You rang?

I was sitting in the living room reading the paper about an hour ago, when suddenly half of my world went very quiet. It's been raining here almost constantly for what seems like the last ten years, and I could hear the manic rushing of water from the stream outside the house, but only with my left ear. My right had gone completely deaf.

Then it started to ring almost painfully loud. Somewhere around high E.

For a while my whole world felt lop-sided, as if someone had twisted the balance control knob all the way over to 'l'. But slowly, over the course of the last half hour or so, my hearing has seeped back in. The ringing has subsided, but it's still there, like a telly on the blink.

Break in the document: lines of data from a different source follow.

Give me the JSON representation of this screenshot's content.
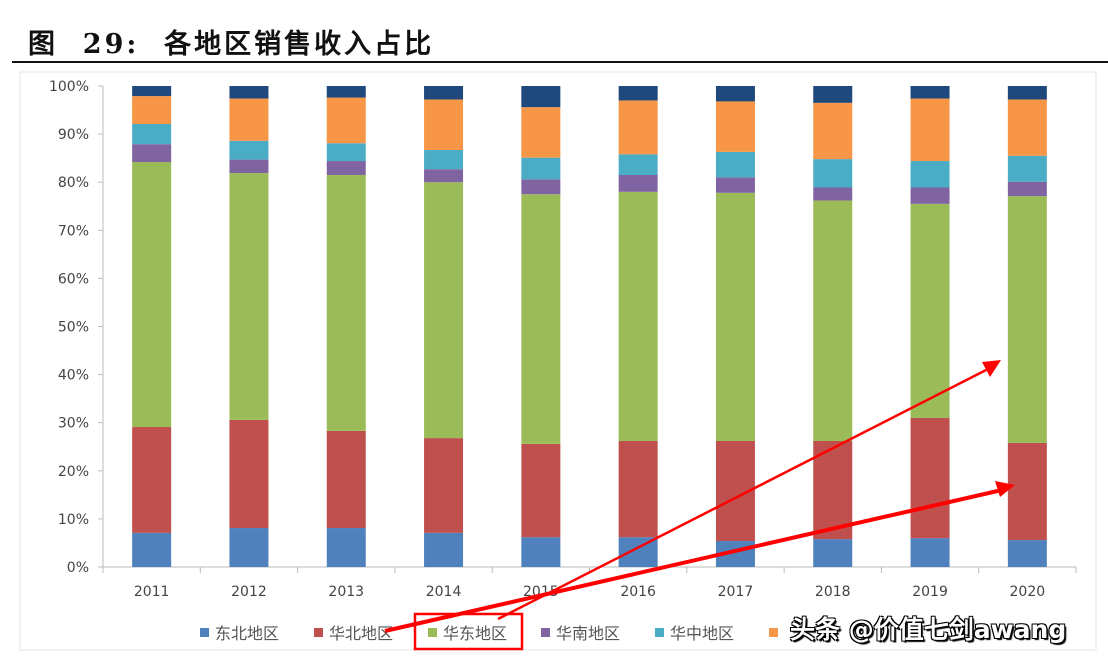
{
  "title": "图  29:  各地区销售收入占比",
  "watermark": "头条 @价值七剑awang",
  "chart_data": {
    "type": "bar",
    "stacked": true,
    "title": "",
    "xlabel": "",
    "ylabel": "",
    "ylim": [
      0,
      100
    ],
    "yticks": [
      "0%",
      "10%",
      "20%",
      "30%",
      "40%",
      "50%",
      "60%",
      "70%",
      "80%",
      "90%",
      "100%"
    ],
    "categories": [
      "2011",
      "2012",
      "2013",
      "2014",
      "2015",
      "2016",
      "2017",
      "2018",
      "2019",
      "2020"
    ],
    "legend_position": "bottom",
    "series": [
      {
        "name": "东北地区",
        "color": "#4f81bd",
        "values": [
          7.1,
          8.1,
          8.1,
          7.1,
          6.2,
          6.2,
          5.4,
          5.8,
          6.0,
          5.6
        ]
      },
      {
        "name": "华北地区",
        "color": "#c0504d",
        "values": [
          22.0,
          22.5,
          20.2,
          19.7,
          19.4,
          20.0,
          20.8,
          20.4,
          25.0,
          20.2
        ]
      },
      {
        "name": "华东地区",
        "color": "#9bbb59",
        "values": [
          55.1,
          51.3,
          53.2,
          53.2,
          51.9,
          51.8,
          51.6,
          50.0,
          44.5,
          51.3
        ]
      },
      {
        "name": "华南地区",
        "color": "#8064a2",
        "values": [
          3.7,
          2.8,
          2.9,
          2.7,
          3.1,
          3.5,
          3.2,
          2.7,
          3.4,
          3.0
        ]
      },
      {
        "name": "华中地区",
        "color": "#4bacc6",
        "values": [
          4.2,
          3.9,
          3.7,
          4.0,
          4.5,
          4.3,
          5.3,
          5.9,
          5.5,
          5.4
        ]
      },
      {
        "name": "",
        "color": "#f79646",
        "values": [
          5.8,
          8.8,
          9.5,
          10.5,
          10.5,
          11.2,
          10.5,
          11.7,
          13.0,
          11.7
        ]
      },
      {
        "name": "",
        "color": "#1f497d",
        "values": [
          2.1,
          2.6,
          2.4,
          2.8,
          4.4,
          3.0,
          3.2,
          3.5,
          2.6,
          2.8
        ]
      }
    ],
    "annotation": {
      "highlighted_legend": "华东地区",
      "color": "#ff0000"
    }
  }
}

Many, many moons ago, the Horse Doctor* and I went to visit a friend who was working in Amersfoort, just south of Amsterdam. On the ferry over, something similar happened to me, my right ear suddenly going profoundly deaf. You could click your fingers right next to my head and I wouldn't know. Unlike today's incident, that time I remained deaf, without the annoying campanological accompaniment, for the whole week I was abroad. When I finally made it home, the doctor took one look at me and sent me to see the nurse. She dug out some fearsomely Victorian-looking apparatus, a towel and a bowl of warm water and in mere moments a large obstruction of wax had been syringed out of my ear canal.

The noise, after more than a week of straining to hear anything, was incredible. I could pick out leaves falling off trees on the other side of the road. I could hear the home-brew beer ageing in the bottles in the attic. Ants, arguing in the garden three storeys below our flat, kept me awake late into the night.

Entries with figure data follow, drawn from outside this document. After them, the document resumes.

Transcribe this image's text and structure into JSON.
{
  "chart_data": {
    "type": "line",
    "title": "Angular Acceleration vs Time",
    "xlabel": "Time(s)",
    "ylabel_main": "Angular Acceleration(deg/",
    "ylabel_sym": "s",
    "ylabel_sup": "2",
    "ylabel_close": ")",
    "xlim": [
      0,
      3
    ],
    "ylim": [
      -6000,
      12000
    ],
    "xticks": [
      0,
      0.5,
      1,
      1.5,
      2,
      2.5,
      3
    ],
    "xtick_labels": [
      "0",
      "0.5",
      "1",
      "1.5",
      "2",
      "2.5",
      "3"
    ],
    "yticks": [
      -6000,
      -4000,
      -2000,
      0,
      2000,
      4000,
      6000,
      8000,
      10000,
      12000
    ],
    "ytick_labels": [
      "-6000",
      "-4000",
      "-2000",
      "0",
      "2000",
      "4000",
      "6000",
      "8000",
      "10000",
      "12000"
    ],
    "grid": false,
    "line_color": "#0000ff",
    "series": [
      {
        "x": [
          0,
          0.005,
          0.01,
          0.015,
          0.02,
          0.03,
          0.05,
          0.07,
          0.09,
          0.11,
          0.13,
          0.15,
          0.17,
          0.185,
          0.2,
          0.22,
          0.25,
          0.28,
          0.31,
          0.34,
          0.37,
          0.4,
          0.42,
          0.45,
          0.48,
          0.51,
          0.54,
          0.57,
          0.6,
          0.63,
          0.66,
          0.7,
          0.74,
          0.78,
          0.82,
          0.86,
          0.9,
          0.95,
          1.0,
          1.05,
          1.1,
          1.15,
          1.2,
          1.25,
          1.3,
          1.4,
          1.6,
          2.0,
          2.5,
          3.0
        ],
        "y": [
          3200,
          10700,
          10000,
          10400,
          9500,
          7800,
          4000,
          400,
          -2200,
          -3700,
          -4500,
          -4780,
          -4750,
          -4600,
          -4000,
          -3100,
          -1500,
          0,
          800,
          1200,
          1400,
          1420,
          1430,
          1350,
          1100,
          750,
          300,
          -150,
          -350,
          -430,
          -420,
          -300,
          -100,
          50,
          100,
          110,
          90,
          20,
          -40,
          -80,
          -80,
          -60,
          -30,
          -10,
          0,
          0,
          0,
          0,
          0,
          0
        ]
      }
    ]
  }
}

I felt like superman with his amazing super-hearing. But only on one side. And within a day or two it had gone back to normal.

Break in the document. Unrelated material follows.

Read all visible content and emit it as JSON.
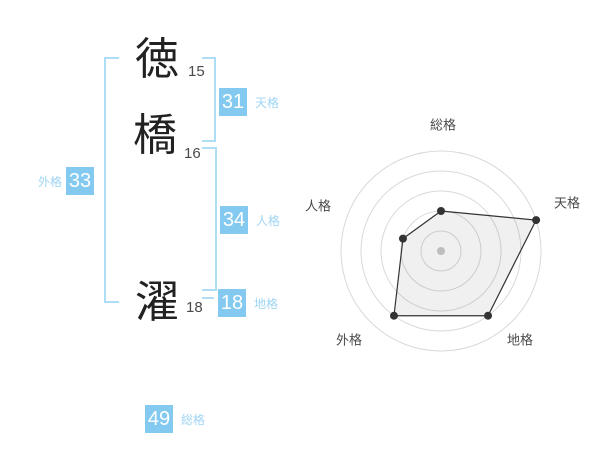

Today's incident is just a little ringing, more's the pity. But it is a timely reminder to go and wash out my ears.


* although she wasn't even the Horse Student back then. In fact, I think that might have been in the days when she was trying to become a management guru.

Comments

Sandra Ruttan said…
Damn. I read the title and thought this would be an update on Hollywood calling.

And I just want to say that slow drivers piss me off! They are as much a safety hazard as fast drivers, because usually they don't know how to drive, are scared, or can't see over the steering wheel. And for those of us who comfortably drive at the legal high end, you turn the bend and have to slam on the brakes because gramps is going 25 instead of 100 and you hope to hell the guy tailgating you is paying attention and you don't get schmucked.

I wish the police would ticket slow drivers. Get off the highways and use the dirt roads if you can't go a reasonable speed.
Stuart MacBride said…
Ah, the great ear-syringing. I've only had it done once - during the honeymoon - but the relief was lovely. The kidney dish full of earwax wasn't though.

Do you think they make candles with it?
JamesO said…
Earwax candles? I don't know. They'd be a bit whiffy when you burnt them.

Sandra, in the UK you can be done for going too slowly on the motorway - I think there's a legal minimum. The problem is all the traffic cops have been replaced with cameras, which don't care if you're tootling along at glacier pace.
Mindy Tarquini said…
On highways in this country, you have to go at least 20 miles below the speed limit. So there is a minimum speed. But...cameras don't care.

Re: earwax. My cousin and I did that with my grandmom. She's mostly deaf in one ear, she went deaf in the other. We took her to the ear doctor. He sucked out the wax. Then showed me her ear canals so I could assure her that he had indeed, done his job, so it was okay to pay his bill.

After that we took her every couple of years for the ear sucking.